Skagway Harbor extends well out into the inside passage

Lieutenants? Where would the army be without them?

In June 1942 Lt. Darrel M. Schumacher of the 340th Engineering Regiment cooled his heels in Skagway. He and his men would walk to the Teslin River as soon as the 93rd built them a trail. In the meantime, they waited.   Then the Japanese bombed the American Naval Base at Dutch Harbor in the Aleutians, bombed it twice. And, adding insult to injury, they occupied American Territory at Kiska and Attu.

Link to another story “What Next?”

Down in Skagway Lt. Schumacher felt the awful weight of responsibility. Clearly the Japanese had come for Alaska. He proposed to evacuate women, children and old men to safety, called a town meeting to organize the evacuation. The Lieutenant hadn’t reckoned with Alaska attitude.

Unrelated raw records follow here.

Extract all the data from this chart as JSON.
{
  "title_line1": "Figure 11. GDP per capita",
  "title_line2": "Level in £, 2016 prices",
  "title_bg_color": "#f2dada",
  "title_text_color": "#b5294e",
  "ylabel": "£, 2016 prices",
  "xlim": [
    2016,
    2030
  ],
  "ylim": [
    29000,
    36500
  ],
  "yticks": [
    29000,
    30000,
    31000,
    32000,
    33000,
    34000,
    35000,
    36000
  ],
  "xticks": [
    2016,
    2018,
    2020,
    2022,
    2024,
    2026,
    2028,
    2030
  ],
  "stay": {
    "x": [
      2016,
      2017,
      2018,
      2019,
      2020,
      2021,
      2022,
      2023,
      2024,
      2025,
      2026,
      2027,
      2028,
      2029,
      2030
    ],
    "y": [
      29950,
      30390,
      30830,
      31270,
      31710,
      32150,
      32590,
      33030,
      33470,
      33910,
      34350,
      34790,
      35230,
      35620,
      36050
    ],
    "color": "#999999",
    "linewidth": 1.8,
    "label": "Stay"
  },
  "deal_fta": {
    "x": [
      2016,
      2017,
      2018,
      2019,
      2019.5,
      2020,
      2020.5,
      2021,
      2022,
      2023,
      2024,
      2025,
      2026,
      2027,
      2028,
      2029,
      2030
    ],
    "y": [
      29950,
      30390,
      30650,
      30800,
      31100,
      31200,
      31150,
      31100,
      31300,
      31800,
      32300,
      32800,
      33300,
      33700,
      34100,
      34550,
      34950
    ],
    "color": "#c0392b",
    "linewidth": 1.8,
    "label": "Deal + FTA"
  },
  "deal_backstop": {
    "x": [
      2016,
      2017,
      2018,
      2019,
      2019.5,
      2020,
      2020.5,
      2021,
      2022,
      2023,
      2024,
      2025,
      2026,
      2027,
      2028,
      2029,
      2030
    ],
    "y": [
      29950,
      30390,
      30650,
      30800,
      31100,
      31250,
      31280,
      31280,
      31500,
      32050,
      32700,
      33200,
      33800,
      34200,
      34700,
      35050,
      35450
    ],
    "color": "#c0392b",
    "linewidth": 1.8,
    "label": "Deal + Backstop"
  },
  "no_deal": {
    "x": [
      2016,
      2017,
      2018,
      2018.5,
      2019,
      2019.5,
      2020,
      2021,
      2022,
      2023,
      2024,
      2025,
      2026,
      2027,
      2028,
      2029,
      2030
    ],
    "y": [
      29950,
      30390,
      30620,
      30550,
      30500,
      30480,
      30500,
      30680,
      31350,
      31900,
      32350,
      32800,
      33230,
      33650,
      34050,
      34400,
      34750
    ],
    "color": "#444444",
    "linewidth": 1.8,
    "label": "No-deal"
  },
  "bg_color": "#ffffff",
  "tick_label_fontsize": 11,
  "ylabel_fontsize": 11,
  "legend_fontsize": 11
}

The citizens of Skagway came from stern stuff. The Lieutenant outlined his elaborate plan and the town reacted. They had, they informed him, but one old man, “and he could beat the (censored) out of me.”

Skagway where the stubborn citizens wouldn’t evacuate

If they wouldn’t evacuate, he had no choice. He would have to defend them in place. His soldiers had Springfield rifles and a few 37mm guns. Unfortunately, they had no ammunition. Hoping that soldiers at Chilkoot Barracks in Haynes, Alaska, a few miles away across the water might have some. Schumacher and his men quickly boarded a launch at the Skagway dock and headed for Haynes.

But soldiers at Chilkoot had their own Lieutenant who felt his own awful responsibility to defend the civilians of Haynes. And he shared Schumacher’s problem, he had guns but no ammo. Hoping to borrow some from the soldiers at Skagway they had set out in their own launch. The two launches met at the halfway point. And discovered that the two lieutenants had the same problem.

More on young officers

Returning to Skagway, Schumacher learned that ammo lay in the hold of a ship at the Skagway Dock. He and his men searched frantically, but never did find it.

Skagway as the attacking Japanese warplane would have seen it.

Luckily, the Japanese juggernaut, busy 1,900 miles away at the very end of the Aleutian Island Chain, had no designs on Skagway. To one young Lieutenant’s eternal relief, it turned out that Skagway didn’t need defending.